Barriere anti-disabili Gli alunni denunciano gli ostacoli sulle strade

Con le macchinette fotografiche e i blocchetti per gli appunti stanno perlustrando la città con le associazioni sportive
PESCARA. Gli studenti delle scuole secondarie di primo grado di Pescara sono gli speciali supporter dell'amministrazione comunale nella lotta alle barriere architettoniche. Muniti di macchinette fotografiche e blocchetti per gli appunti, i ragazzi stanno perlustrando, in questi giorni, le vie adiacenti agli istituti scolastici per verificare la presenza di marciapiedi privi di scivoli o di percorsi tattili per non vedenti, di buche, di auto in sosta nei parcheggi destinati a persone con disabilità, le difficoltà di accesso alle attività commerciali, la mancanza di rampe negli androni dei palazzi. Ad accompagnarli nelle perlustrazioni sono i docenti e i rappresentanti di alcune associazioni che si occupano di sport per persone disabili.

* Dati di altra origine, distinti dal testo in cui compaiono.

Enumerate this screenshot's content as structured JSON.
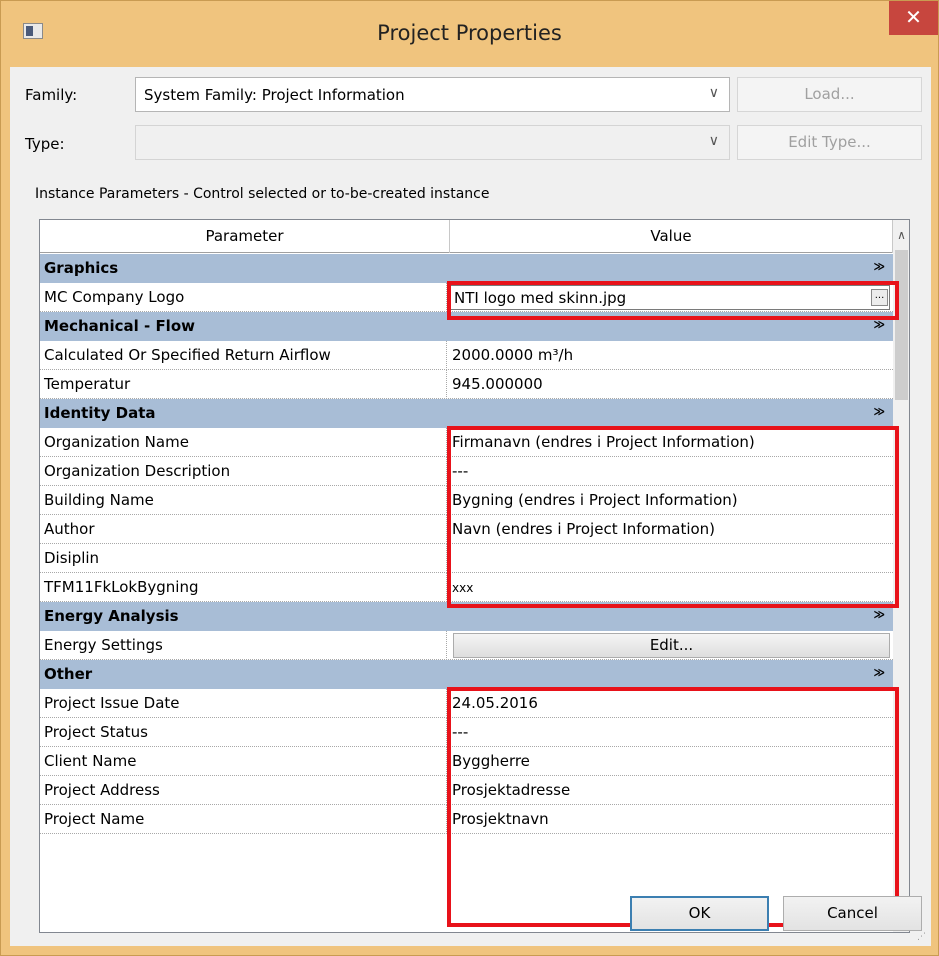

L'iniziativa rientra nel progetto “Solidarietà fa sport”, ideato dall'assessorato alle Politiche sociali per sensibilizzare la cittadinanza, in particolare le giovani generazioni, sulle varie forme di disabilità: fisica, psichica, sensoriale, intellettiva e relazionale. Dopo una prima parte, che è stata dedicata all’organizzazione di incontri nelle scuole con la presenza e la testimonianza di atleti disabili, il progetto è entrato nella seconda fase con la mappatura delle barriere architettoniche e comportamentali.
«E’ un esempio di cittadinanza attiva e responsabile», ha affermato l’assessore alle Politiche sociali Antonella Allegrino, «Studenti e docenti diventano preziosi alleati nella lotta a queste criticità che l’amministrazione comunale ha intrapreso dal suo insediamento e che prevede anche la realizzazione del Piano per l’eliminazione delle barriere architettoniche. Sto vivendo con i ragazzi questa esperienza, camminando lungo le strade insieme a loro, ascoltando le loro curiosità e rilevando, con la collaborazione dei rappresentanti delle associazioni, la presenza di ostacoli che possono mettere in difficoltà non solo le persone con disabilità permanente, ma anche chi lo è temporaneamente a causa, ad esempio, di un infortunio». Le foto, le annotazioni e la mappa della zona perlustrata saranno riportate dagli studenti su un cartellone che verrà consegnato all’amministrazione comunale insieme a una cartolina con uno slogan di sensibilizzazione sulla problematica. I lavori realizzati dalle scuole saranno esposti in occasione della manifestazione conclusiva del progetto, in programma il 5 dicembre nella sala consiliare, a pochi giorni dalla Giornata internazionale delle persone con disabilità (3 dicembre). Tra le cartoline prodotte, ne saranno scelte tre che diventeranno parte della campagna di sensibilizzazione. Nel mese di ottobre, sono andati a rilevare la presenza di barriere architettoniche gli studenti delle scuole medie Pascoli (classi I H; I C; II A; II C), Tinozzi (II C; II G; II B; III G); Mazzini (III B); Antonelli (II D; II G), Croce (I D) e Foscolo (III C), mentre a novembre sarà la volta di nuovo della scuola Tinozzi, della Rossetti, della Colonna, della Virgilio e della Montale.
Hanno accompagnato le classi gli atleti non vedenti della polisportiva La Fenice (judo e showdown Pescara) Francesco Ciardone, Lucia Di Mascio e Filippo Tenaglia; la polisportiva Amicacci, basket in carrozzina, di Giulianova (Teramo) con Claudio Falasca e Ozcan Gemi; Bruno Ciuffi, del Centro sportivo educativo nazionale (Csen) e Mirco Di Profio, della società Scherma Flaiano (affiliata allo Csen), il presidente Marco Stornelli e l'architetto Samuele Moscatelli della sezione di Pescara dell'Anmic (Associazione nazionale mutilati e invalidi civili) e l’architetto Ferdinando Rainone, referente per il Comune sulla tematica delle barriere architettoniche. (e.r.)